Yo no sé, no. Los 15 últimos días de enero se presentaban como los más calurosos en años. En el barrio, los que pudieron se habían tomado el palo así que sin algunos amigos las horas de la tarde eran un bajón. Por suerte para Pedro, alguien había comprado una manguera para regar la plantas que estaban en ese patio que compartían tres familias de la casa de la calle Zeballos, fue entonces que Pedro tomó la decisión de hacerse cargo de regar, desde temprano, todas las macetas, las enredaderas, el limonero y una gran planta de enormes hojas que parecían de plástico. Con esa actividad, Pedro estaba zafando de las altas temperaturas y un vecino, al verlo cuidar tan bien a los helechos, le habilitaba un par de monedas que ayudaban para que, a eso de las 7 de la tarde, se comprara un cucurucho con dos bochas de helado de crema. Lo peor de ese enero fue que durante las noches la temperatura seguía estando alta y pocos podían dormir bien. Una mañana, en la verdulería de doña Pierina, le preguntó a la abuela de la Tolita qué le pasaba a la niña (que tendría unos 4 años). “Está alunada”, fue la respuesta. Pedro se preguntó: si el sol de ese enero era el responsable de calentarlo todo, ¿qué tenía que ver la luna en esta historia? Esa noche le permitieron llevar una colchoneta al patio y se durmió contando los limones que parecían  satélites de una gran luna llena, tan brillante que por momentos parecía que a la noche la hacía de día.

Otro enero bravo con las temperaturas altas fue a fines de los sesenta, lo bueno era que en ese barrio de la zona sur, las noches no eran calurosas y dormir en el patio, con una manta que hacía de colchón, era una delicia. Y la luna parecía un trozo de hielo redondo que a las paredes y los techos de chapas de a poco enfriaba. Si bien no había mangueras, estaba la bomba de agua siempre a mano y parecía que sus chorros de agua fría venían desde la Antártida. “Una noche no podíamos dormir”, recuerda Pedro. “Es que la tarde anterior habían lavado todo el equipo de camisetas y al toque de tenderlas se largó un chaparrón. Para los vecinos fue una bendición, para nosotros una gran preocupación porque al otro día teníamos que jugar un partido, el primero de un torneo que arrancaba tipo 8. Para eso de las 11 de la noche, cuando parecía que las nubes se iban llendo, Pedro se dedicó a repartir las camisetas aún mojadas. Se llevó la del 3, la del 5 y la del 7, pero como no se animó a pedirle a la madre que se las secara con la plancha, las colgó en la soga del patio.

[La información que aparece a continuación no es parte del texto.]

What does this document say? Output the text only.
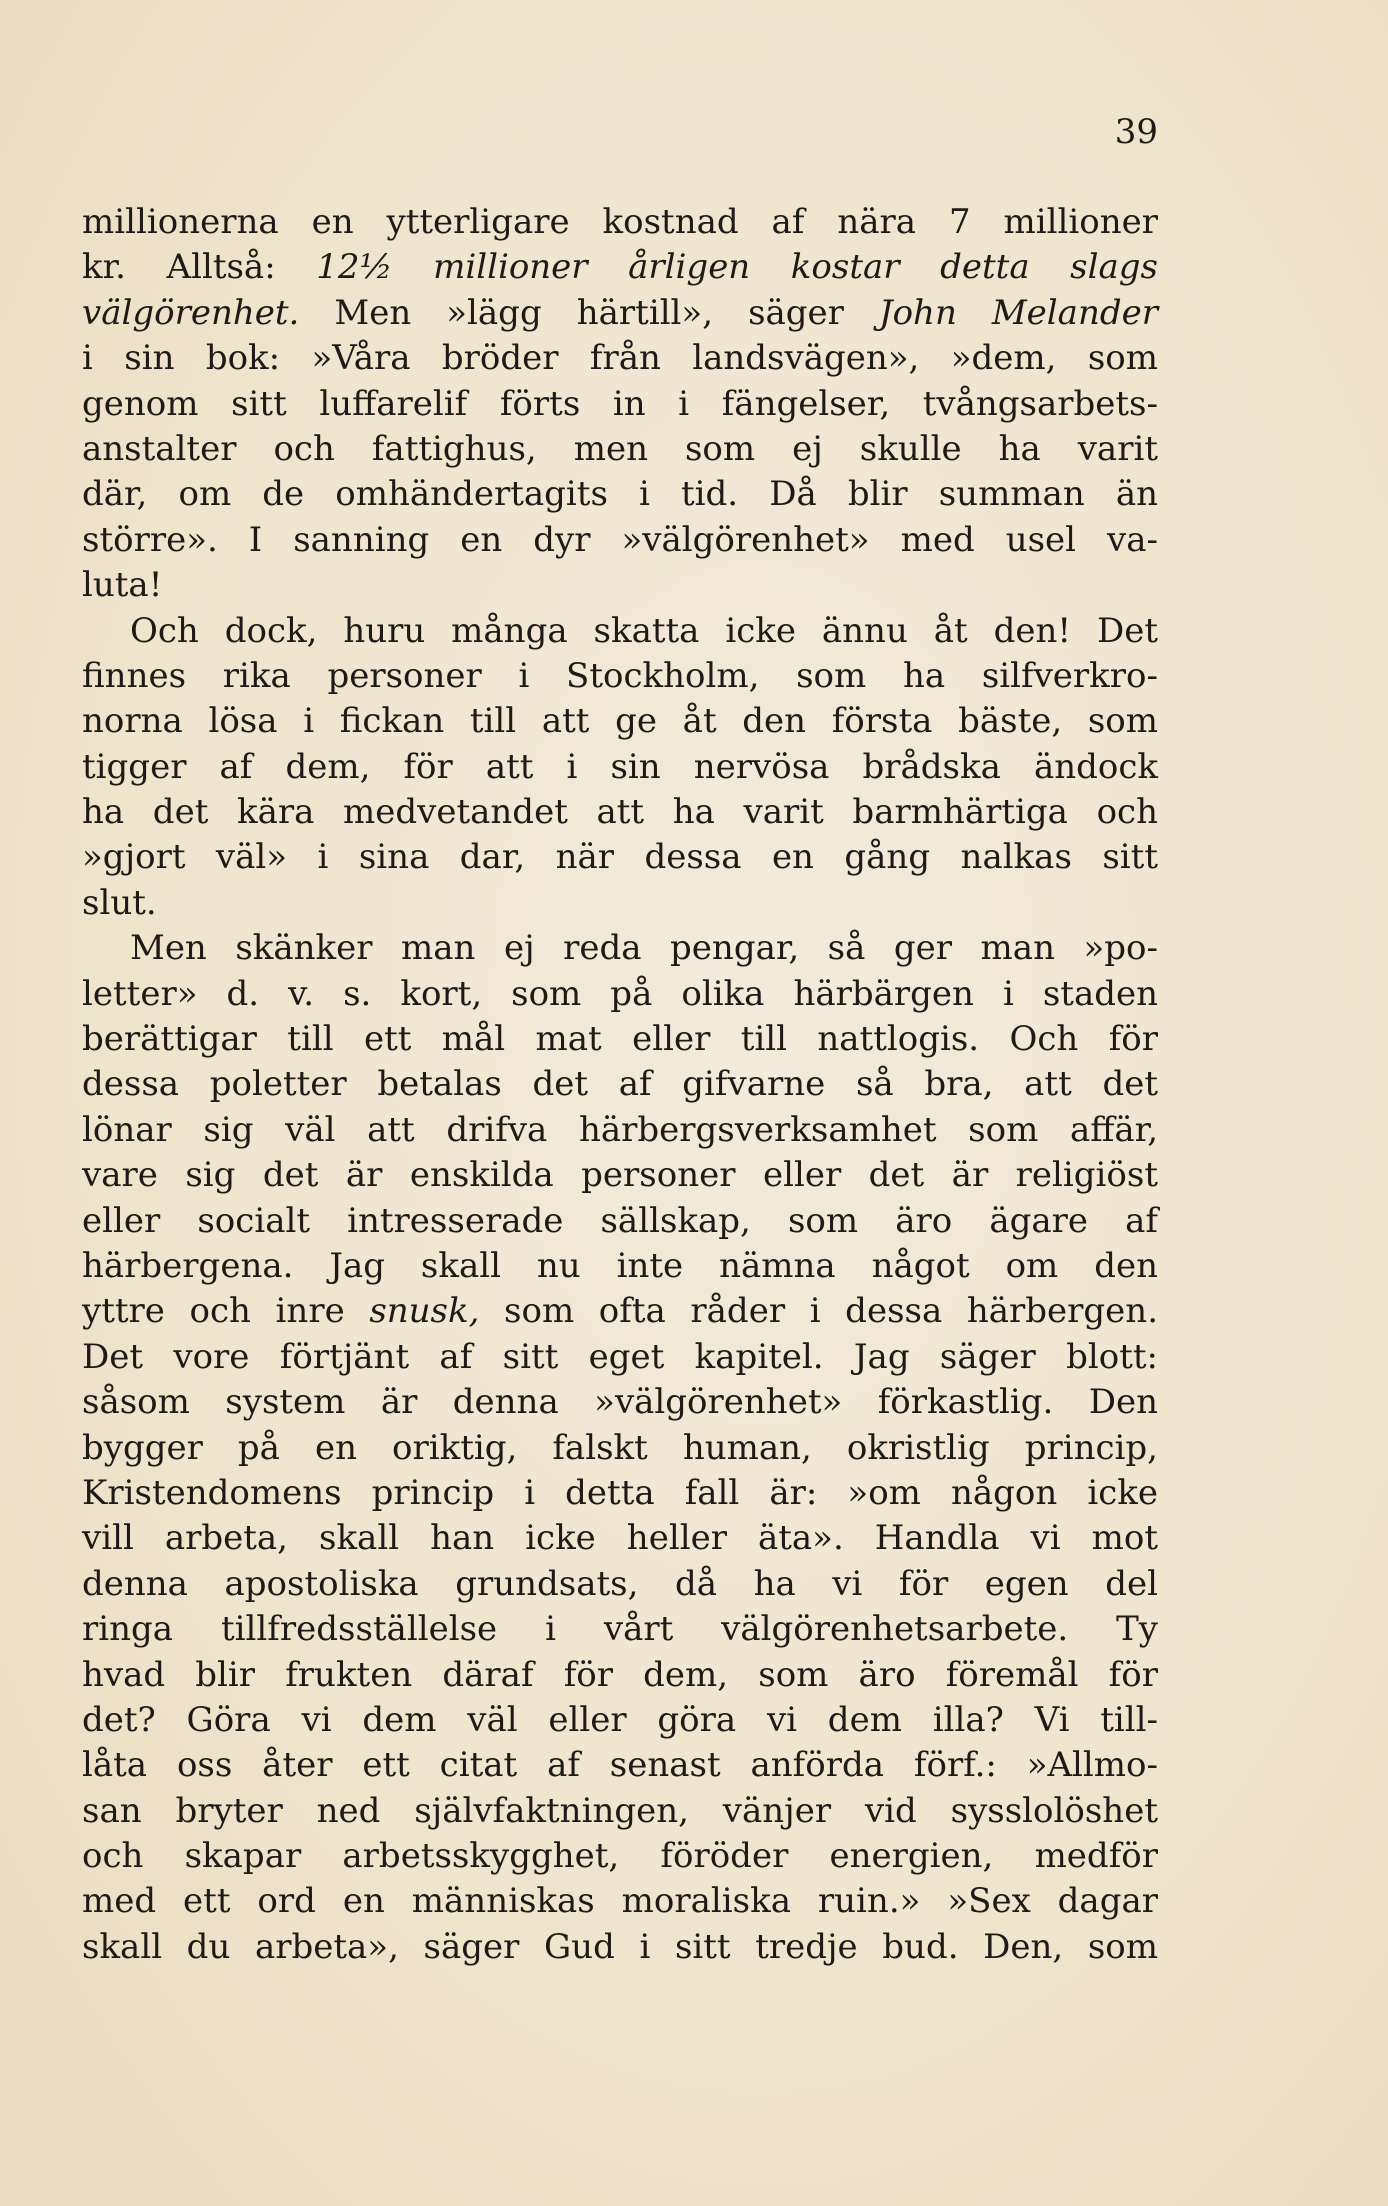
39
millionerna en ytterligare kostnad af nära 7 millioner
kr. Alltså: 12½ millioner årligen kostar detta slags
välgörenhet. Men »lägg härtill», säger John Melander
i sin bok: »Våra bröder från landsvägen», »dem, som
genom sitt luffarelif förts in i fängelser, tvångsarbets-
anstalter och fattighus, men som ej skulle ha varit
där, om de omhändertagits i tid. Då blir summan än
större». I sanning en dyr »välgörenhet» med usel va-
luta!
Och dock, huru många skatta icke ännu åt den! Det
finnes rika personer i Stockholm, som ha silfverkro-
norna lösa i fickan till att ge åt den första bäste, som
tigger af dem, för att i sin nervösa brådska ändock
ha det kära medvetandet att ha varit barmhärtiga och
»gjort väl» i sina dar, när dessa en gång nalkas sitt
slut.
Men skänker man ej reda pengar, så ger man »po-
letter» d. v. s. kort, som på olika härbärgen i staden
berättigar till ett mål mat eller till nattlogis. Och för
dessa poletter betalas det af gifvarne så bra, att det
lönar sig väl att drifva härbergsverksamhet som affär,
vare sig det är enskilda personer eller det är religiöst
eller socialt intresserade sällskap, som äro ägare af
härbergena. Jag skall nu inte nämna något om den
yttre och inre snusk, som ofta råder i dessa härbergen.
Det vore förtjänt af sitt eget kapitel. Jag säger blott:
såsom system är denna »välgörenhet» förkastlig. Den
bygger på en oriktig, falskt human, okristlig princip,
Kristendomens princip i detta fall är: »om någon icke
vill arbeta, skall han icke heller äta». Handla vi mot
denna apostoliska grundsats, då ha vi för egen del
ringa tillfredsställelse i vårt välgörenhetsarbete. Ty
hvad blir frukten däraf för dem, som äro föremål för
det? Göra vi dem väl eller göra vi dem illa? Vi till-
låta oss åter ett citat af senast anförda förf.: »Allmo-
san bryter ned självfaktningen, vänjer vid sysslolöshet
och skapar arbetsskygghet, föröder energien, medför
med ett ord en människas moraliska ruin.» »Sex dagar
skall du arbeta», säger Gud i sitt tredje bud. Den, som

Mientras tanto, en el barrio algunos que pasaban temprano en bici para el trabajo tenían una cara como de alunados mal. En la granja almacén de Cafferata y Biedma, si bien no te atendían mal, esas mañanas la sonrisa de la señora que atendía estaba ausente. Volviendo a esa noche de las camisetas mojadas, cerca de la medianoche, Pedro notó que con la luna llena aparecía una suave brisa y Pedro se durmió mirando las tres camisetas que se movían y hasta le pareció que hacían jueguitos con la luna. Lo cierto fue que para eso de las 7 de la mañana, la 3, la 5 y la 7 estaban secas y relucientes. Y para las 8 y media, los que se habían puesto esas camisetas en nuestro equipo (La Cortada ) eran unos avioncitos imparables. Y cuando ya terminaba el partido, mientras todas las demás estaban empapadas de sudor, las tres camisetas permanecían secas. Terminamos con un resultado decoroso, ya que en en nuestro equipo sólo eran tres los que corrían. Cuando volvieron a repartirse las camisetas para lavarlas, Pedro notó que las que estaban empapadas eran esas tres. No dijo nada, no le iban a creer. Cuando llegó la noche y vio la gran luna que todo lo iluminaba, agarró la 3, la 5 y la 7, les pegó una enjuagada, empezó a colgarlas en el lugar desde donde las podría ver desde su cama y cuando le puso el último broche a la 7, les dijo: “Mañana… mañana volverán a jugar alunadas”.